Oil breaks $49 a barrel as Opec begins debate on output cuts

Click to follow
The Independent Online

Oil prices have soared as hopes rise once more that the Organisation of the Petroleum Exporting Countries (Opec) could agree to an output cut at its meeting in Vienna.

The group met on Wednesday to discuss terms of a potential deal to cut production for the first time in eight years in an effort to prop up prices that have fallen by more than half since 2014 due to oversupply.

Brent crude has surged by over 7 per cent to $50, after a flurry of comments from Opec ministers.

The rise in oil prices has also contributed to a strengthening dollar. The dollar was up over 0.5 per cent against the Japanese yen as the meeting began.

Saudi Arabia's energy minister said that the sentiment was "optimistic”.

"We don't know [if a deal will be reached]," Khalid al-Falih said as the talks started.

"We will find out during the meeting. I think the sentiment generally is optimistic and positive," he added.

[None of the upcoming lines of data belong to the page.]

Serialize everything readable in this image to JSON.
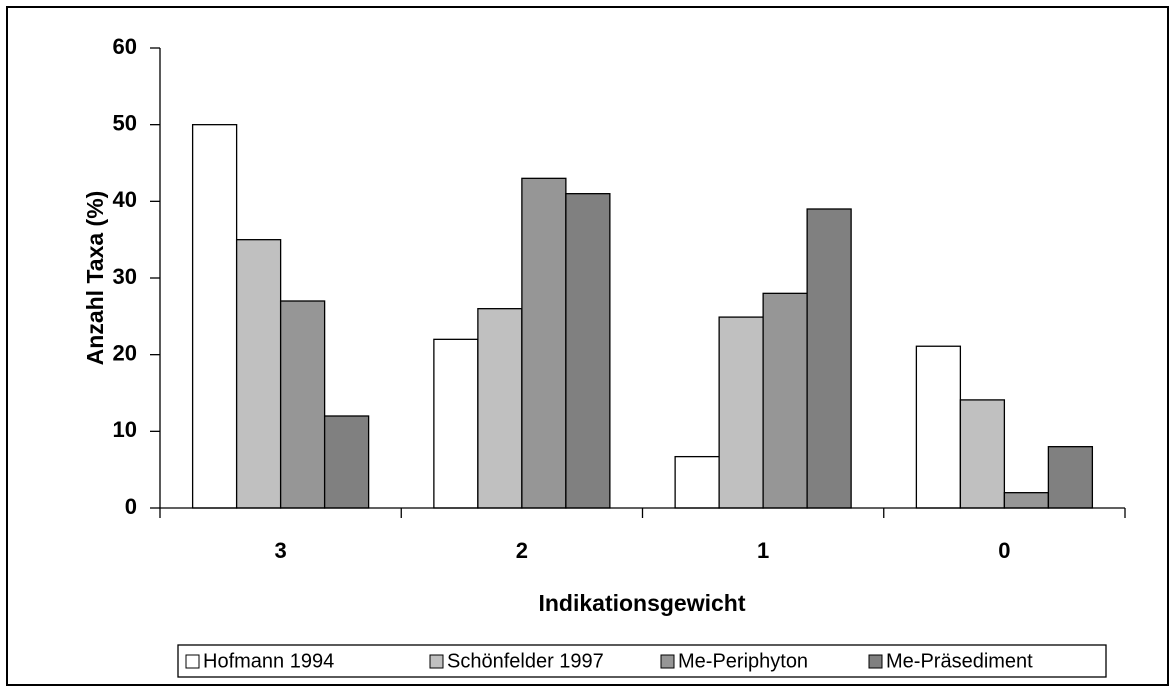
{
  "chart_data": {
    "type": "bar",
    "x_label": "Indikationsgewicht",
    "y_label": "Anzahl Taxa (%)",
    "categories": [
      "3",
      "2",
      "1",
      "0"
    ],
    "series": [
      {
        "name": "Hofmann 1994",
        "color": "#ffffff",
        "values": [
          50,
          22,
          6.7,
          21.1
        ]
      },
      {
        "name": "Schönfelder 1997",
        "color": "#c0c0c0",
        "values": [
          35,
          26,
          24.9,
          14.1
        ]
      },
      {
        "name": "Me-Periphyton",
        "color": "#969696",
        "values": [
          27,
          43,
          28,
          2
        ]
      },
      {
        "name": "Me-Präsediment",
        "color": "#808080",
        "values": [
          12,
          41,
          39,
          8
        ]
      }
    ],
    "ylim": [
      0,
      60
    ],
    "yticks": [
      0,
      10,
      20,
      30,
      40,
      50,
      60
    ],
    "grid": false,
    "legend": "bottom"
  }
}
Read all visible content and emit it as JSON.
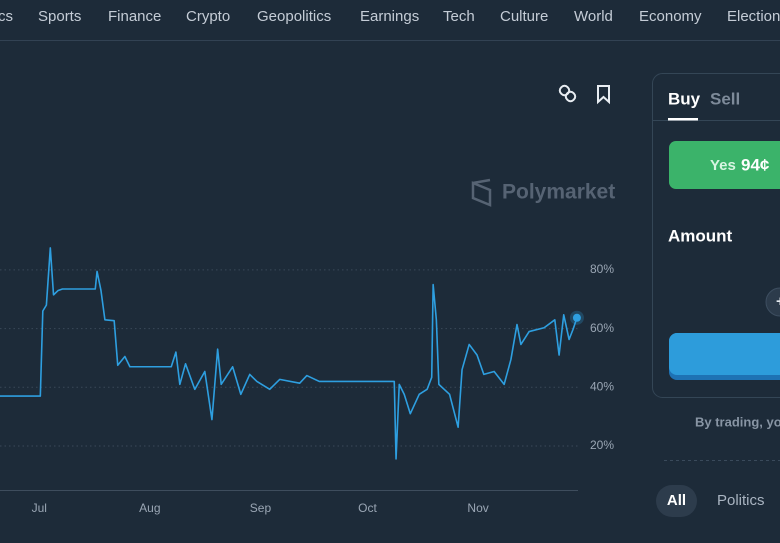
{
  "nav": [
    "cs",
    "Sports",
    "Finance",
    "Crypto",
    "Geopolitics",
    "Earnings",
    "Tech",
    "Culture",
    "World",
    "Economy",
    "Election"
  ],
  "watermark": "Polymarket",
  "chart_data": {
    "type": "line",
    "color": "#2e9fe0",
    "grid": true,
    "x": [
      -11,
      0.3,
      1,
      2,
      3.1,
      4,
      5.3,
      6.5,
      15.7,
      16.2,
      17.3,
      18.4,
      21,
      22,
      24,
      25.4,
      37,
      38.3,
      39.4,
      41,
      43.6,
      46.4,
      48.4,
      50,
      51,
      54.2,
      56.5,
      59,
      61,
      64.6,
      67.4,
      73,
      75,
      78.5,
      99.5,
      100,
      100.9,
      102.3,
      104,
      106.5,
      108.7,
      110,
      110.4,
      111.3,
      112,
      115,
      117.4,
      118.5,
      120.5,
      122.7,
      124.6,
      127.5,
      130.3,
      132.2,
      133.9,
      135,
      137.3,
      141.5,
      144.5,
      145.7,
      147,
      148.5,
      149.6,
      150.7
    ],
    "values": [
      37,
      37,
      66,
      68,
      87.5,
      71.5,
      73,
      73.5,
      73.5,
      79.5,
      73,
      63,
      62.7,
      47.5,
      50.5,
      47,
      47,
      52,
      41,
      48,
      39.3,
      45.4,
      29,
      53,
      41,
      47,
      37.6,
      44.4,
      42,
      39.3,
      42.7,
      41.4,
      44,
      42,
      42,
      15.6,
      41,
      37.6,
      31,
      37.6,
      39.3,
      43.4,
      75,
      63,
      41,
      37.6,
      26.4,
      46,
      54.6,
      51,
      44.4,
      45.4,
      41,
      49.5,
      61.4,
      54.6,
      59,
      60.3,
      63,
      51,
      64.7,
      56.3,
      59.7,
      63.7
    ],
    "xlim": [
      -11,
      151
    ],
    "xticks": [
      {
        "value": 0,
        "label": "Jul"
      },
      {
        "value": 31,
        "label": "Aug"
      },
      {
        "value": 62,
        "label": "Sep"
      },
      {
        "value": 92,
        "label": "Oct"
      },
      {
        "value": 123,
        "label": "Nov"
      }
    ],
    "ylim": [
      5,
      100
    ],
    "yticks": [
      {
        "value": 20,
        "label": "20%"
      },
      {
        "value": 40,
        "label": "40%"
      },
      {
        "value": 60,
        "label": "60%"
      },
      {
        "value": 80,
        "label": "80%"
      }
    ]
  },
  "trade": {
    "tabs": [
      "Buy",
      "Sell"
    ],
    "yes_label": "Yes",
    "yes_price": "94¢",
    "amount_label": "Amount",
    "plus": "+",
    "disclaimer": "By trading, yo"
  },
  "filters": [
    "All",
    "Politics"
  ]
}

Iraqi oil minister Jabbar al-Luaibi said Opec ministers were unanimous in favour of an output cut, following a breakfast meeting.

"The extent of the [price] move shows no one wants to miss the boat. There must be a general consensus that there will be a cut, whether it’s going to be bullish, I don’t know, but it’s the domino effect,"  Tamas Varga, analyst at PVM Oil Associates said.

A deal would be aimed at cutting into a global oversupply of oil that has severely depressed prices since 2014. A proposal would probably mean the group cutting production by more than a million barrels a day, which represents about 1 per cent of the global oil supply.

Analysts at Goldman Sachs, Barclays, and ANZ agree that oil prices will quickly rise above $50 per barrel should Opec come to an agreement. Without a deal, the consensus is for a fall to the low $40s.

Paul Sirani, chief market analyst at Xtrade, said: “With the economies of many Opec member nations near wholly dependent on high oil prices to function, a deal to cut oil production looks to be close. The recent rally to almost $50 a barrel following ...Jabbar al-Luaibi’s announcement is testament to that.

“However, If today’s Opec meeting fails to bring about the necessary agreement, then we could well see the price of the North Sea benchmark sailing south at a rate of knots towards the $40 mark and possibly below."